The following is a guest blog written by Samantha Hickman of Veales Wasbrough Vizards.
The New Year often brings new beginnings. For divorce lawyers, there is often a surge in divorce enquiries as a result of spouses planning to break up following the Christmas holidays. Statistically one in five married couples consider separating from their partners after the festive period.
The first working Monday in January is often referred to as “divorce day”. With this in mind, we wanted to share with you some of our ‘top tips’ so that if this article applies to you, or someone you know, it will hopefully prove useful in what can be a very difficult and challenging time.
Despite the bad press divorce lawyers often receive, whenever possible it is sensible to try and resolve matters through cooperation and negotiation. Emotions are often running high, and having a highly experienced and objective lawyer can be crucial in setting the framework for future negotiations. The family team at Veale Wasbrough Vizards are all members of Resolution, an organisation that promotes a constructive, non-confrontational approach to family law matters.
Most solicitors will recommend some form of Alternative Dispute Resolution (ADR) as a starting point. It is an increasingly popular method of resolving family law disputes (although not suitable for all cases, for example, those cases involving domestic violence). There is an array of choices on offer including mediation, collaborative family law and arbitration. Using an alternative method of resolving matters is sometimes a good opportunity to address issues which would not necessarily be addressed during the process of Court proceedings and can build in flexibility. Many clients are under the misapprehension that if they choose mediation as a way forward it is to the exclusion of taking advice from a lawyer but an experienced lawyer can guide you through the process so that you can achieve maximum benefit.

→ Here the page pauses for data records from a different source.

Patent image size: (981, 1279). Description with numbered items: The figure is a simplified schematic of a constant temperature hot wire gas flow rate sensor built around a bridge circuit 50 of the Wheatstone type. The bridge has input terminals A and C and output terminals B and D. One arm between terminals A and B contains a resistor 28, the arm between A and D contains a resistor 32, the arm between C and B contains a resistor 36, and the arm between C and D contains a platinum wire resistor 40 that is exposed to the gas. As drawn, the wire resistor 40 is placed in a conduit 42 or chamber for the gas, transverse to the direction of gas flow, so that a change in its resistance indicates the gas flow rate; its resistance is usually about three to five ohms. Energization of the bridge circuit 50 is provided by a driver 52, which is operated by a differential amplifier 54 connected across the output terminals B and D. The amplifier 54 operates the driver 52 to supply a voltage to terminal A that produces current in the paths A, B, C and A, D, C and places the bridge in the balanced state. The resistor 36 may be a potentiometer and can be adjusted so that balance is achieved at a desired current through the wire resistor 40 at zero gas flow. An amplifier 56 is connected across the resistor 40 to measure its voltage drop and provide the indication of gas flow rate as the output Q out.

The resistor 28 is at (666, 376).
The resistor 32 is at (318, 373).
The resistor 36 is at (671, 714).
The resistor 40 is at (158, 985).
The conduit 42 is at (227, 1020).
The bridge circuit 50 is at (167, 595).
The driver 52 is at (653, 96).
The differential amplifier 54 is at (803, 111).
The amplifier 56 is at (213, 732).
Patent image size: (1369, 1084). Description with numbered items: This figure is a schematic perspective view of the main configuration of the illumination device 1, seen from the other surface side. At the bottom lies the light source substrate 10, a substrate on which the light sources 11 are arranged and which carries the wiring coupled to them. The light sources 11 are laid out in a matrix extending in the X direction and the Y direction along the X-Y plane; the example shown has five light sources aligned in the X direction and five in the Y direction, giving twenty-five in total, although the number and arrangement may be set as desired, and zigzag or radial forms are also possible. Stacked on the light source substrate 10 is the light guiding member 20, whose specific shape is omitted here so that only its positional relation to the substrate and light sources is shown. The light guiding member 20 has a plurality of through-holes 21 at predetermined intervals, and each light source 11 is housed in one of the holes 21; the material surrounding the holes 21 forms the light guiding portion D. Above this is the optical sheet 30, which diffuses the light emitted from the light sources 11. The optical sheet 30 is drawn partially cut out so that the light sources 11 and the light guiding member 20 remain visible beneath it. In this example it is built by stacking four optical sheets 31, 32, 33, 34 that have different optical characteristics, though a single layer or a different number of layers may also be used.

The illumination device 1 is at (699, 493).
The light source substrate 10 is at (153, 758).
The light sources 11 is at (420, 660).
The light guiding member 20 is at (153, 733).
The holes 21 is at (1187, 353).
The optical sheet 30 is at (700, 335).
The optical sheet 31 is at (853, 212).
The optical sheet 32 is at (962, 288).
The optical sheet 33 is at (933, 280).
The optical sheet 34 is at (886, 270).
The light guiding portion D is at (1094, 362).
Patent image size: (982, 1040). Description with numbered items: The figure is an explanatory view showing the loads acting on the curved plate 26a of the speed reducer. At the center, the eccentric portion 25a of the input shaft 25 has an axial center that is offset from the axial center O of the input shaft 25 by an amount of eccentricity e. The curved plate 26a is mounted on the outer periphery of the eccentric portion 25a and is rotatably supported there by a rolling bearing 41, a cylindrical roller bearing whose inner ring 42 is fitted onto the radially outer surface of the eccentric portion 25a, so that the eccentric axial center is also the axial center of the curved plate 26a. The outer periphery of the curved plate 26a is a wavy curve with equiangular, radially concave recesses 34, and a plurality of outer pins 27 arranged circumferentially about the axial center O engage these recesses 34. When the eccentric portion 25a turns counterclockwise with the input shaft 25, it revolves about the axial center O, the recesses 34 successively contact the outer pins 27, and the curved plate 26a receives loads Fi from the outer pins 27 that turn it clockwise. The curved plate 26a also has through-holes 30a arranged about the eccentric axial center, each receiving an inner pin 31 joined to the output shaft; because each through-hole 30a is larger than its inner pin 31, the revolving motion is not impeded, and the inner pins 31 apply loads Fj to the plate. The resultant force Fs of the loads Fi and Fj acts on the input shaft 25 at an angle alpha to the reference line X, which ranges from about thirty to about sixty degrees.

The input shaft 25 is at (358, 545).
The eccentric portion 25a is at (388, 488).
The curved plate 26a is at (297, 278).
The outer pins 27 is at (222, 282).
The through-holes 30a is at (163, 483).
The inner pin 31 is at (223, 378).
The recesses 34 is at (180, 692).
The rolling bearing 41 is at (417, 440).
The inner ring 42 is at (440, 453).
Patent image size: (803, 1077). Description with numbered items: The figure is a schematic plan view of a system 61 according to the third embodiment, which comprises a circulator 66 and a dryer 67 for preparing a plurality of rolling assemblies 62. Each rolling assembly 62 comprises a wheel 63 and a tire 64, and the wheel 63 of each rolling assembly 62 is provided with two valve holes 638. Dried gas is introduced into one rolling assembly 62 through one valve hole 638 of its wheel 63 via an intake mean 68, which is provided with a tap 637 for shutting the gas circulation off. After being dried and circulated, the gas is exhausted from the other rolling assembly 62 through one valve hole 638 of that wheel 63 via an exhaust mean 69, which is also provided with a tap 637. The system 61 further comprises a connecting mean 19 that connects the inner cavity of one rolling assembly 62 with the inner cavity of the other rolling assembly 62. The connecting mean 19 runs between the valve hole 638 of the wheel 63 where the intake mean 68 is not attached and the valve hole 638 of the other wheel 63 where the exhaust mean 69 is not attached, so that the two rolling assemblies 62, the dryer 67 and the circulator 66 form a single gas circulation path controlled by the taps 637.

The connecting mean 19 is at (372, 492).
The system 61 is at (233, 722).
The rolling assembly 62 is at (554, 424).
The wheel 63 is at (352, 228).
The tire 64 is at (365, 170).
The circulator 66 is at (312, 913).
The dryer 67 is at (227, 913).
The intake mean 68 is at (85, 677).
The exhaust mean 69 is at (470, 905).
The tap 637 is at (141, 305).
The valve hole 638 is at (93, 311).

The first meeting with a solicitor can be a daunting one (although we hope not as daunting as a visit to your dentist!). It is however an important first step to seeking a resolution. The meeting is likely to take place at a time when it may be difficult to retain lots of information or to gather your thoughts. We recommend taking a close friend or family member along with you. Prior to your appointment, it is helpful to gather some basic facts and figures together in respect of your current financial position so that your solicitor has an idea of this right from the outset. Also, consider making a list of bullet points of matters that are of particular concern to you. You will get more out of your meeting if your solicitor is provided with this information either in advance, or at the meeting itself and they should hopefully be able to address any immediate concerns that you may have.
It is easy for family matters to become blurred but try to separate these out. For example, try not to let any financial concerns impact on you or your partner’s relationship with the children. We often find that clients’ who are able to do this are far more effective at co-parenting after their separation or divorce.
We hope that you have found this blog useful, if not for yourself for someone you may know. Thank you to the Ovation team for posting this blog.